In a series of parliamentary questions about asbestos in October 2010, Mr Baker reportedly asked the secretary of state for work and pensions “If he will bring forward proposals to amend the provisions of the Control of Asbestos at Work Regulations 2002, to distinguish the white form of asbestos and the blue and brown forms of that substance.”

He also is alleged to have asked, “if he will commission an inquiry into the appropriateness of the health and safety precautions in force in respect of asbestos cement”, and “if he will bring forward proposals to amend existing regulations governing the safe use of asbestos cement, in line with the evidence cited in the Health and Safety Commission Paper HSC/06/055.”

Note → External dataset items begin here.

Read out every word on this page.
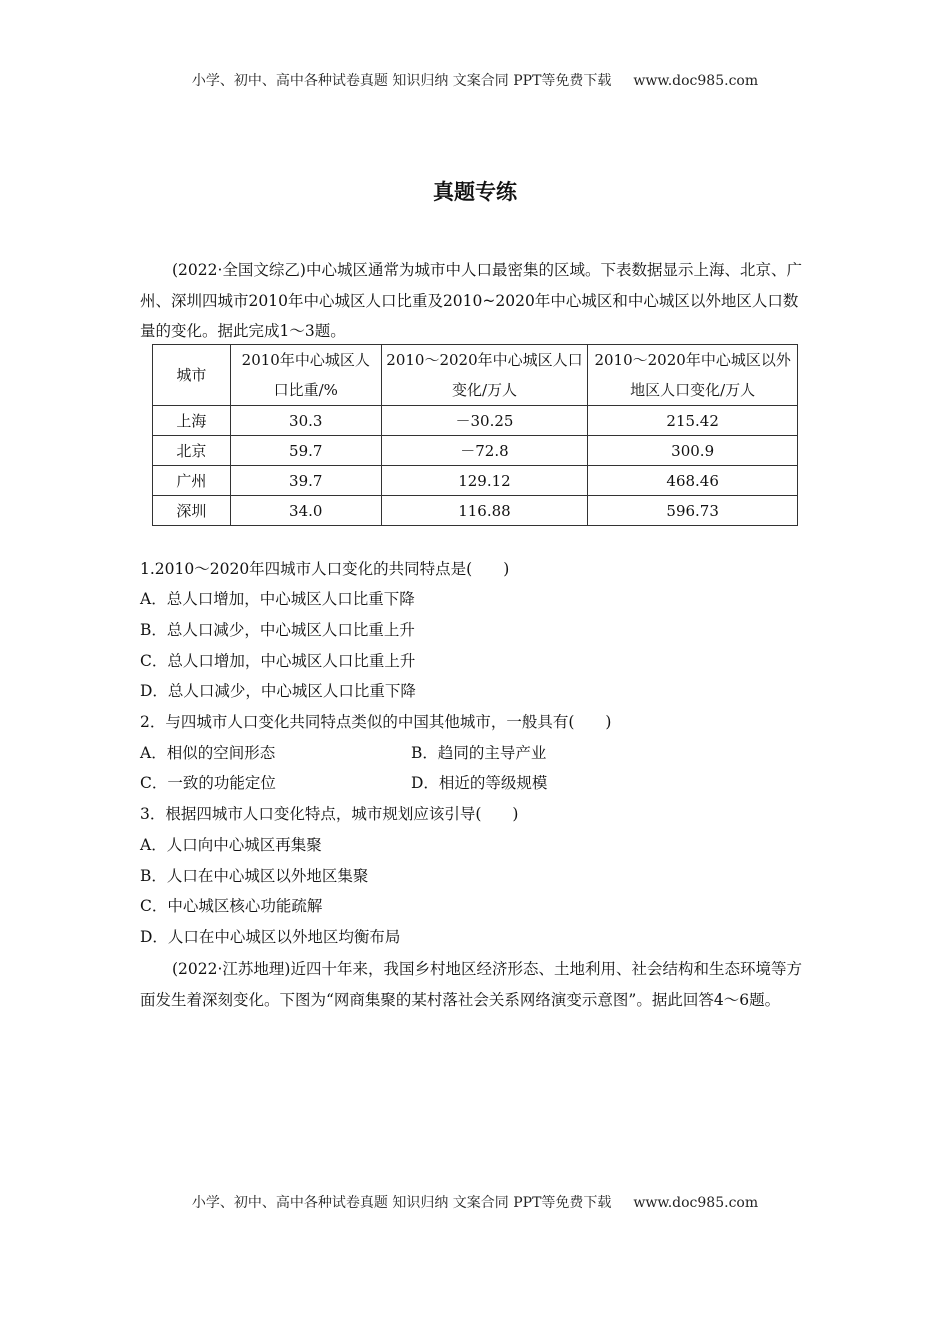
小学、初中、高中各种试卷真题 知识归纳 文案合同 PPT等免费下载 www.doc985.com
真题专练

(2022·全国文综乙)中心城区通常为城市中人口最密集的区域。下表数据显示上海、北京、广州、深圳四城市2010年中心城区人口比重及2010~2020年中心城区和中心城区以外地区人口数量的变化。据此完成1～3题。

城市	2010年中心城区人口比重/%	2010～2020年中心城区人口变化/万人	2010～2020年中心城区以外地区人口变化/万人
上海	30.3	－30.25	215.42
北京	59.7	－72.8	300.9
广州	39.7	129.12	468.46
深圳	34.0	116.88	596.73
1.2010～2020年四城市人口变化的共同特点是(　　)
A．总人口增加，中心城区人口比重下降
B．总人口减少，中心城区人口比重上升
C．总人口增加，中心城区人口比重上升
D．总人口减少，中心城区人口比重下降
2．与四城市人口变化共同特点类似的中国其他城市，一般具有(　　)
A．相似的空间形态	B．趋同的主导产业
C．一致的功能定位	D．相近的等级规模
3．根据四城市人口变化特点，城市规划应该引导(　　)
A．人口向中心城区再集聚
B．人口在中心城区以外地区集聚
C．中心城区核心功能疏解
D．人口在中心城区以外地区均衡布局

(2022·江苏地理)近四十年来，我国乡村地区经济形态、土地利用、社会结构和生态环境等方面发生着深刻变化。下图为“网商集聚的某村落社会关系网络演变示意图”。据此回答4～6题。

小学、初中、高中各种试卷真题 知识归纳 文案合同 PPT等免费下载 www.doc985.com
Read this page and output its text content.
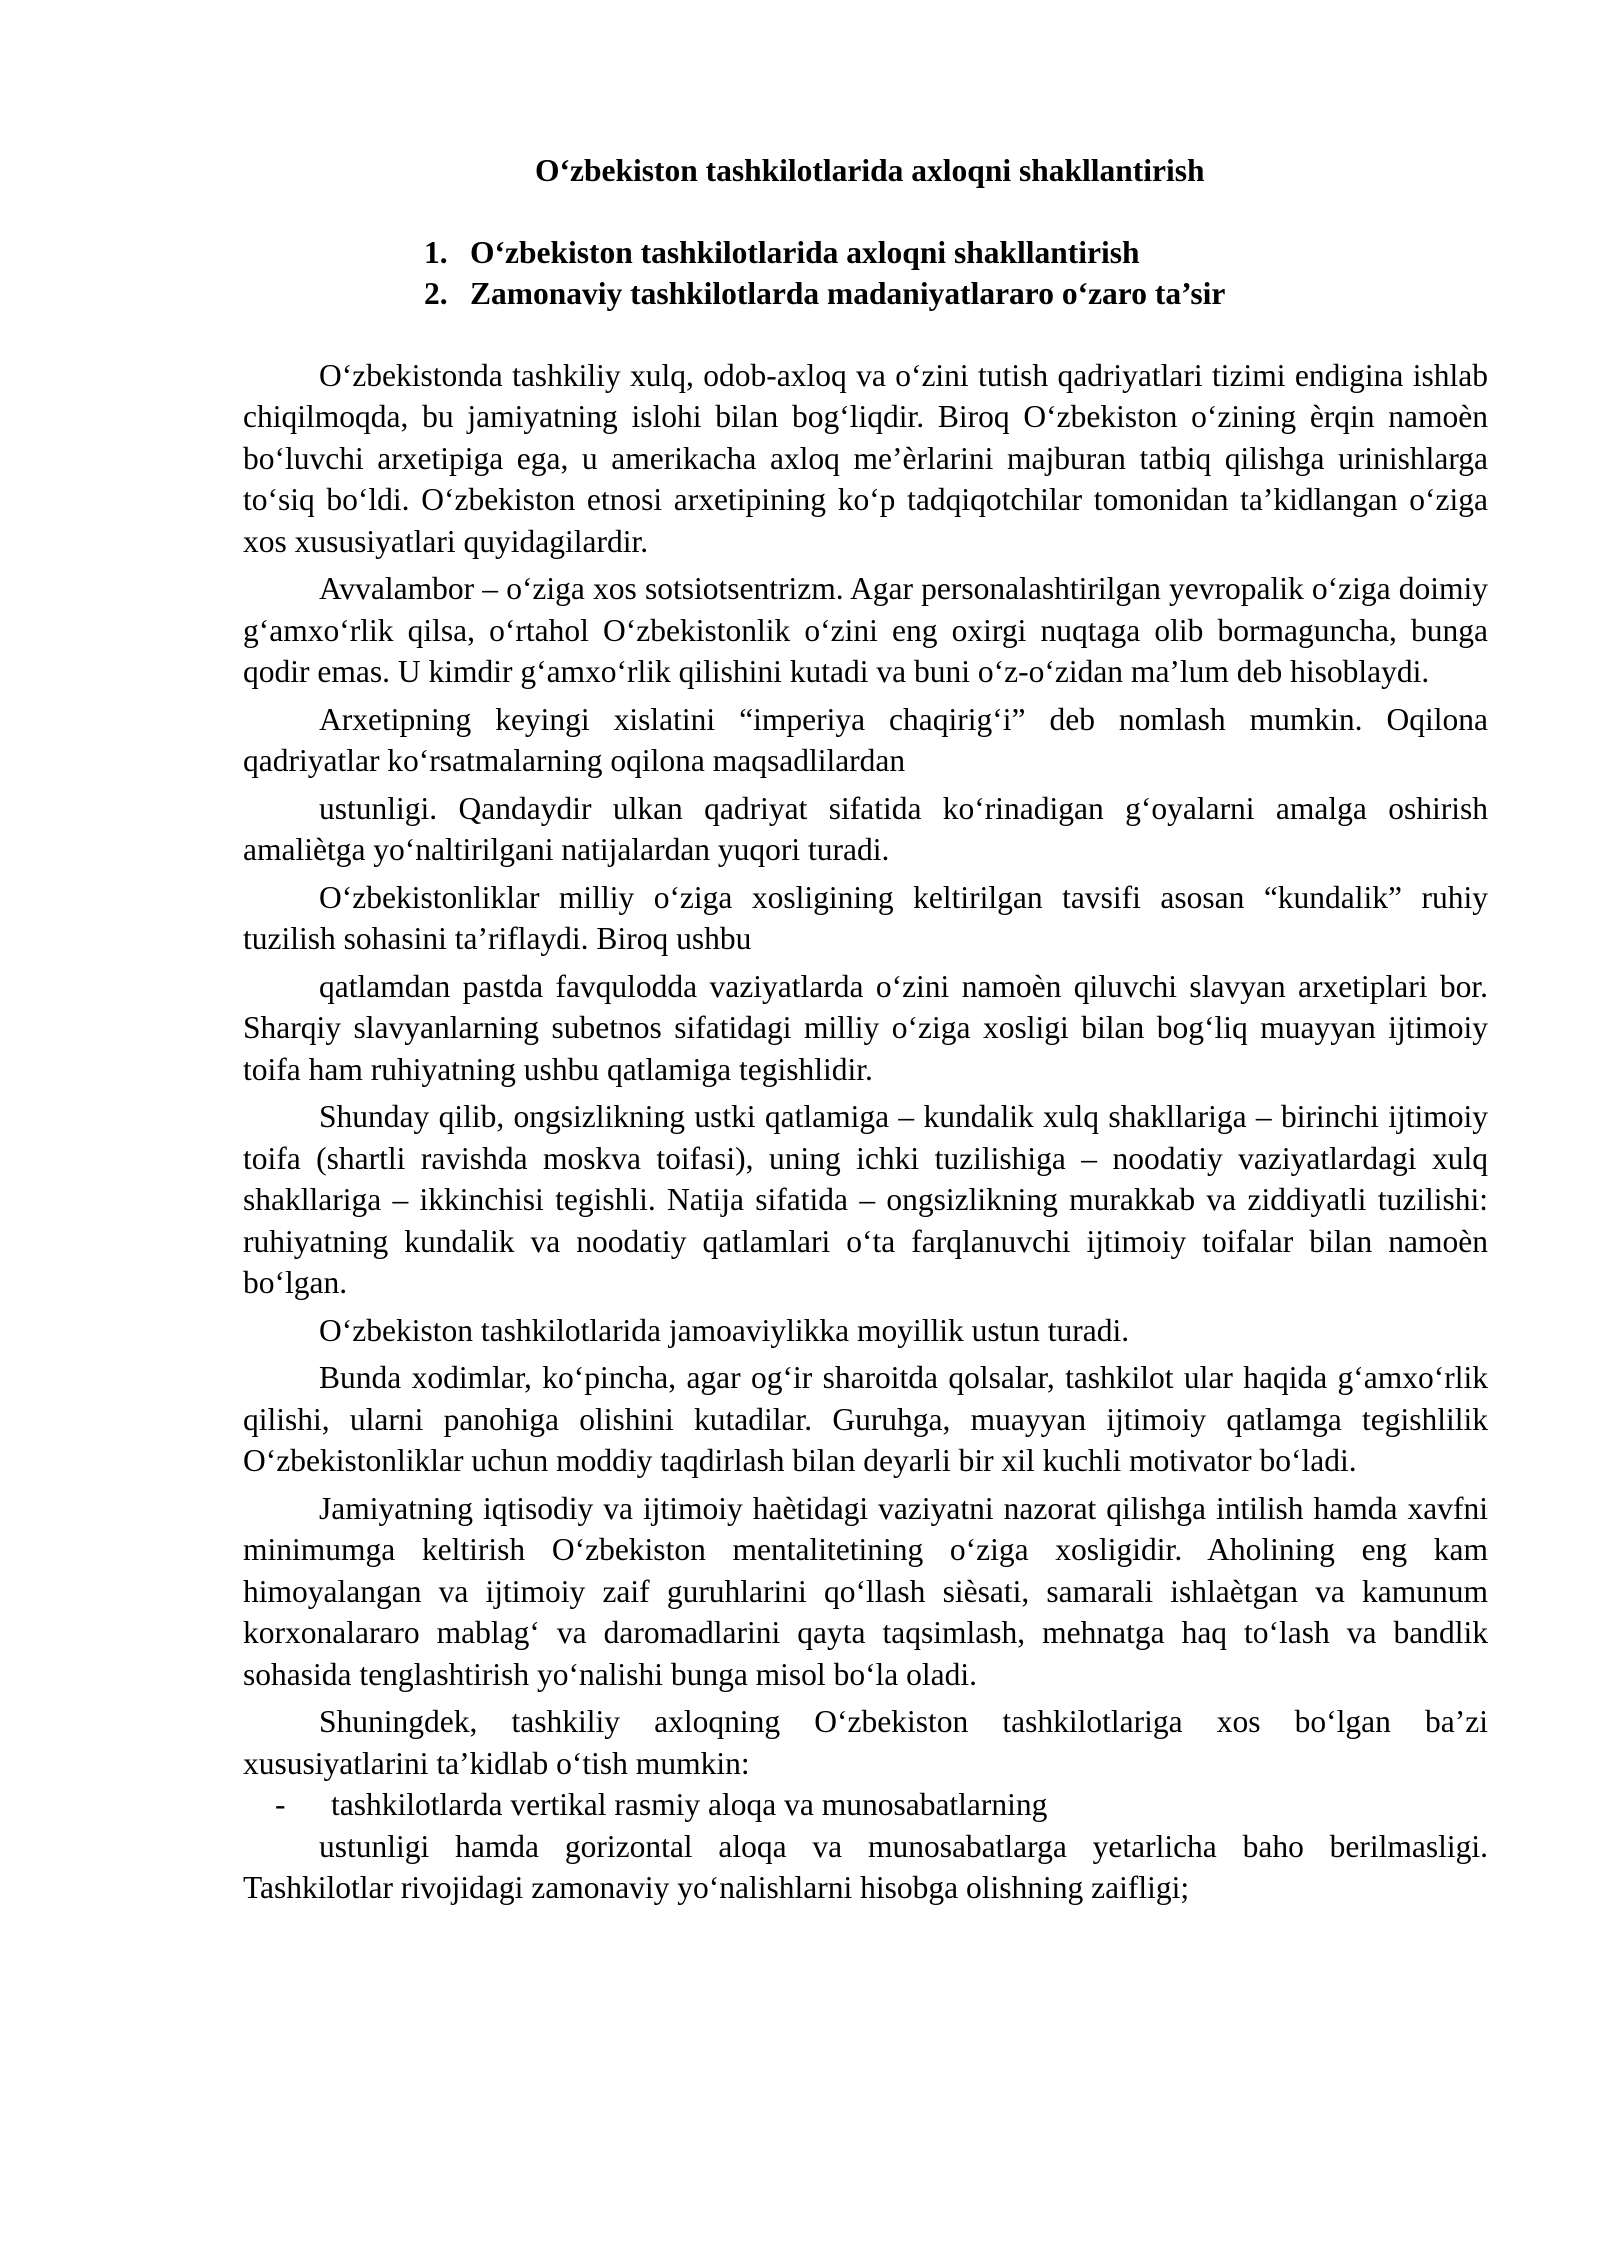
O‘zbekiston tashkilotlarida axloqni shakllantirish
1. O‘zbekiston tashkilotlarida axloqni shakllantirish
2. Zamonaviy tashkilotlarda madaniyatlararo o‘zaro ta’sir

O‘zbekistonda tashkiliy xulq, odob-axloq va o‘zini tutish qadriyatlari tizimi endigina ishlab chiqilmoqda, bu jamiyatning islohi bilan bog‘liqdir. Biroq O‘zbekiston o‘zining èrqin namoèn bo‘luvchi arxetipiga ega, u amerikacha axloq me’èrlarini majburan tatbiq qilishga urinishlarga to‘siq bo‘ldi. O‘zbekiston etnosi arxetipining ko‘p tadqiqotchilar tomonidan ta’kidlangan o‘ziga xos xususiyatlari quyidagilardir.

Avvalambor – o‘ziga xos sotsiotsentrizm. Agar personalashtirilgan yevropalik o‘ziga doimiy g‘amxo‘rlik qilsa, o‘rtahol O‘zbekistonlik o‘zini eng oxirgi nuqtaga olib bormaguncha, bunga qodir emas. U kimdir g‘amxo‘rlik qilishini kutadi va buni o‘z-o‘zidan ma’lum deb hisoblaydi.

Arxetipning keyingi xislatini “imperiya chaqirig‘i” deb nomlash mumkin. Oqilona qadriyatlar ko‘rsatmalarning oqilona maqsadlilardan

ustunligi. Qandaydir ulkan qadriyat sifatida ko‘rinadigan g‘oyalarni amalga oshirish amaliètga yo‘naltirilgani natijalardan yuqori turadi.

O‘zbekistonliklar milliy o‘ziga xosligining keltirilgan tavsifi asosan “kundalik” ruhiy tuzilish sohasini ta’riflaydi. Biroq ushbu

qatlamdan pastda favqulodda vaziyatlarda o‘zini namoèn qiluvchi slavyan arxetiplari bor. Sharqiy slavyanlarning subetnos sifatidagi milliy o‘ziga xosligi bilan bog‘liq muayyan ijtimoiy toifa ham ruhiyatning ushbu qatlamiga tegishlidir.

Shunday qilib, ongsizlikning ustki qatlamiga – kundalik xulq shakllariga – birinchi ijtimoiy toifa (shartli ravishda moskva toifasi), uning ichki tuzilishiga – noodatiy vaziyatlardagi xulq shakllariga – ikkinchisi tegishli. Natija sifatida – ongsizlikning murakkab va ziddiyatli tuzilishi: ruhiyatning kundalik va noodatiy qatlamlari o‘ta farqlanuvchi ijtimoiy toifalar bilan namoèn bo‘lgan.

O‘zbekiston tashkilotlarida jamoaviylikka moyillik ustun turadi.

Bunda xodimlar, ko‘pincha, agar og‘ir sharoitda qolsalar, tashkilot ular haqida g‘amxo‘rlik qilishi, ularni panohiga olishini kutadilar. Guruhga, muayyan ijtimoiy qatlamga tegishlilik O‘zbekistonliklar uchun moddiy taqdirlash bilan deyarli bir xil kuchli motivator bo‘ladi.

Jamiyatning iqtisodiy va ijtimoiy haètidagi vaziyatni nazorat qilishga intilish hamda xavfni minimumga keltirish O‘zbekiston mentalitetining o‘ziga xosligidir. Aholining eng kam himoyalangan va ijtimoiy zaif guruhlarini qo‘llash sièsati, samarali ishlaètgan va kamunum korxonalararo mablag‘ va daromadlarini qayta taqsimlash, mehnatga haq to‘lash va bandlik sohasida tenglashtirish yo‘nalishi bunga misol bo‘la oladi.

Shuningdek, tashkiliy axloqning O‘zbekiston tashkilotlariga xos bo‘lgan ba’zi xususiyatlarini ta’kidlab o‘tish mumkin:

- tashkilotlarda vertikal rasmiy aloqa va munosabatlarning

ustunligi hamda gorizontal aloqa va munosabatlarga yetarlicha baho berilmasligi. Tashkilotlar rivojidagi zamonaviy yo‘nalishlarni hisobga olishning zaifligi;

According to a press release issued by Unite, Mr Baker also features in a 2015 report by the Conservative Rural Affairs Group (CRAG), having contacted Lord de Mauley, the parliamentary under-secretary of state at the Department for Environment, Food and Rural Affairs (Defra), “about asbestos issues on farms”. The group has been campaigning for some time for a relaxation of the law “to allow the re-use of end of life asbestos cement sheets on farms”, rather than having the substance professionally removed, as currently happens.

The policies of the CRAG and the new Brexit minister’s questions appear in line with arguments by a well-funded pro-asbestos lobby, supported by several right-wing politicians in the Conservative Party and UKIP, which claims white asbestos is safe, despite scientific evidence to the contrary.

Unite assistant general secretary, Gail Cartmail, said: “It is alarming that an MP who holds such extreme views on asbestos has been given such a sensitive position. It demonstrates the Prime Minister is more interested in appeasing hardline Brexiters, rather than the welfare of workers.

She added: “Following these revelations it is essential that very senior government ministers give a cast-iron guarantee that the existing asbestos regulations will not be weakened or modified and the safety of workers will remain the priority.

“With thousands of people dying every year, directly as a result of being exposed to asbestos, the priority must be to ensure that the existing safety laws are adhered to and employers who ignore this life-saving legislation are prosecuted and convicted.”